Only the latest release on main receives security fixes. Older states of the
repository are not actively patched.
| Version / State | Supported |
|---|---|
Latest main |
Yes |
| Historical commits | No |
Do not open a public issue to report a security vulnerability.
Use GitHub's private security advisory feature to send a confidential report directly to the maintainers:
- Navigate to the Security tab of this repository.
- Select Report a vulnerability.
- Fill in the advisory form with as much detail as you can provide.
Alternatively, if you cannot use the advisory form, email the maintainer contact listed in the repository profile.
| Stage | Target time |
|---|---|
| Initial acknowledgment | 5 business days |
| Status update | 14 business days |
| Fix or mitigation (if confirmed) | Best effort, communicated in the advisory |
The following are in scope for security reports:
- Agent and sub-agent schema bugs that could cause a consumer tool to execute unintended actions based on malformed agent definitions.

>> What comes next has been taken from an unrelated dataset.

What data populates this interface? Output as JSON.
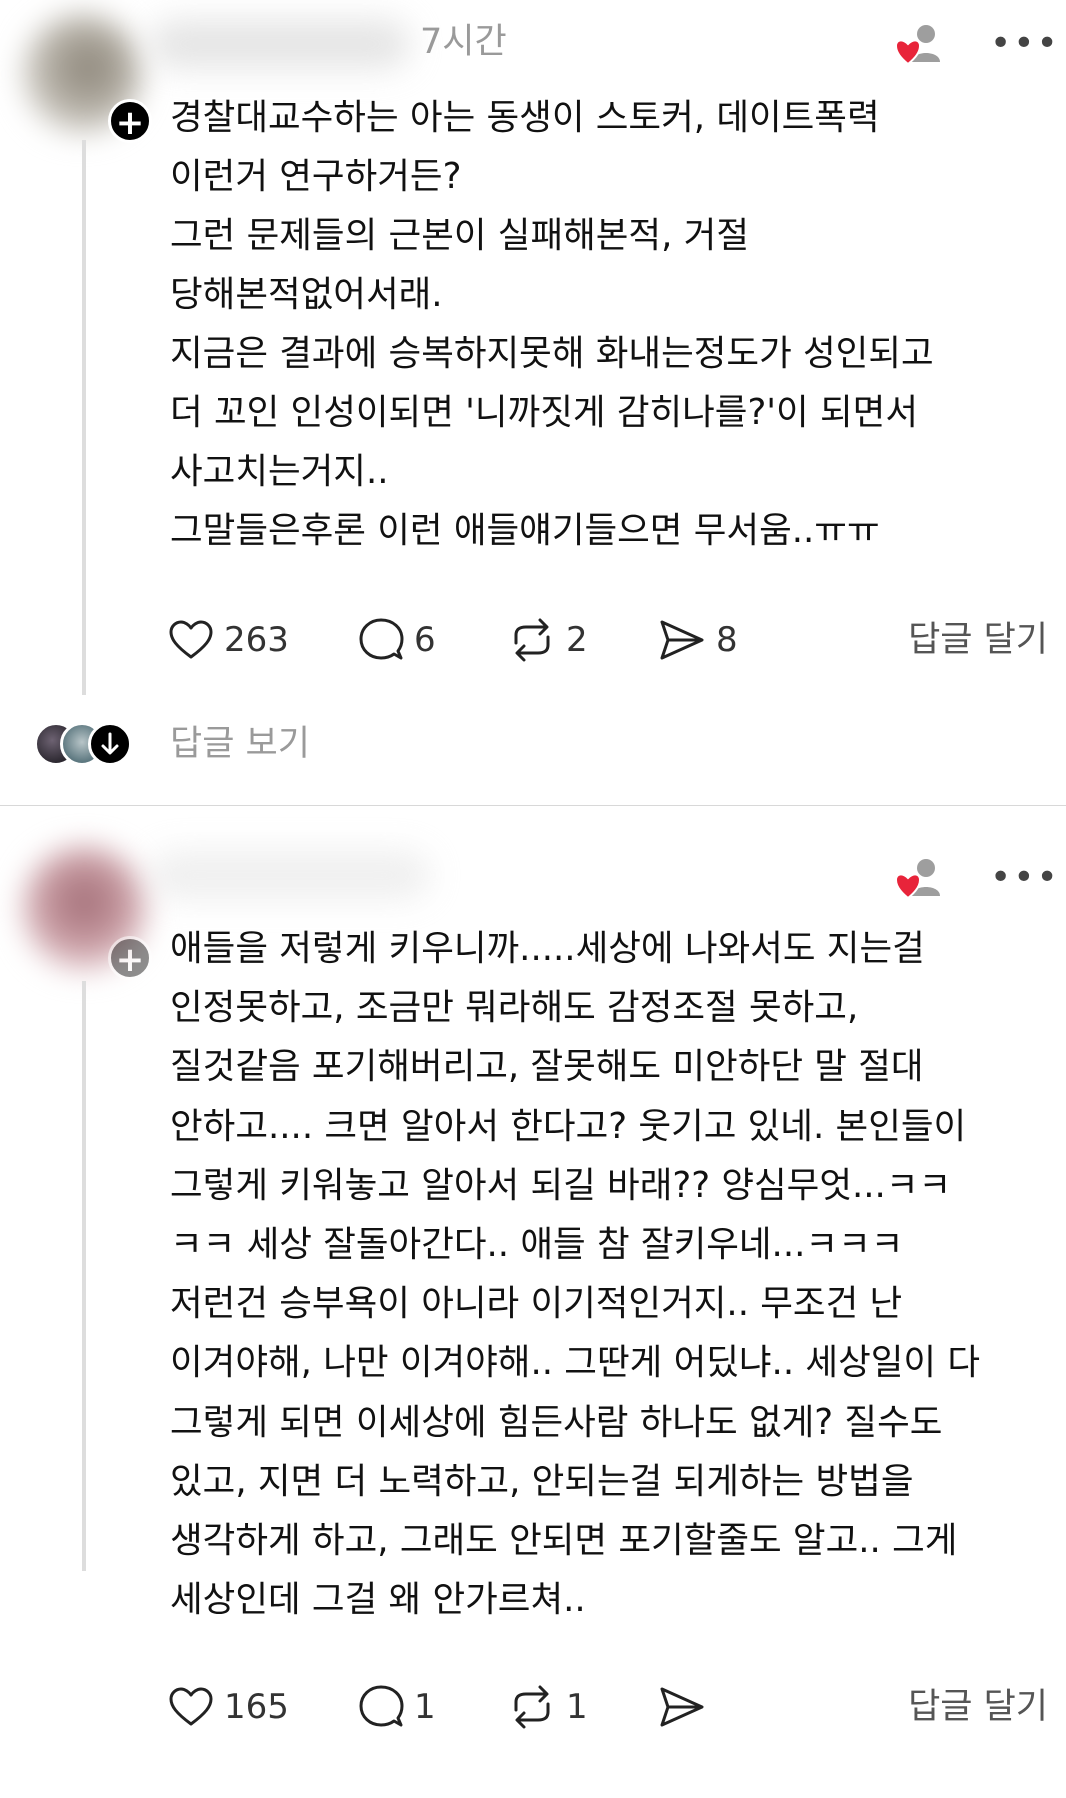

- CI script injection risks in
.github/scripts/or.github/workflows/files (e.g., unsanitized inputs in shell steps). - Credential or secret exposure — any case where a token, key, or credential is present or could be surfaced through the repository content or CI logs.
The following are not in scope:
- Vulnerabilities in third-party tools or dependencies (report those upstream).
- Findings that require physical access to a maintainer's workstation.
- Non-reproducible or theoretical findings without a concrete reproduction path.
- Issues already publicly known or disclosed elsewhere.
Confirmed vulnerabilities will be disclosed via a published GitHub Security Advisory after a fix or mitigation is in place, or after a reasonable disclosure deadline agreed with the reporter.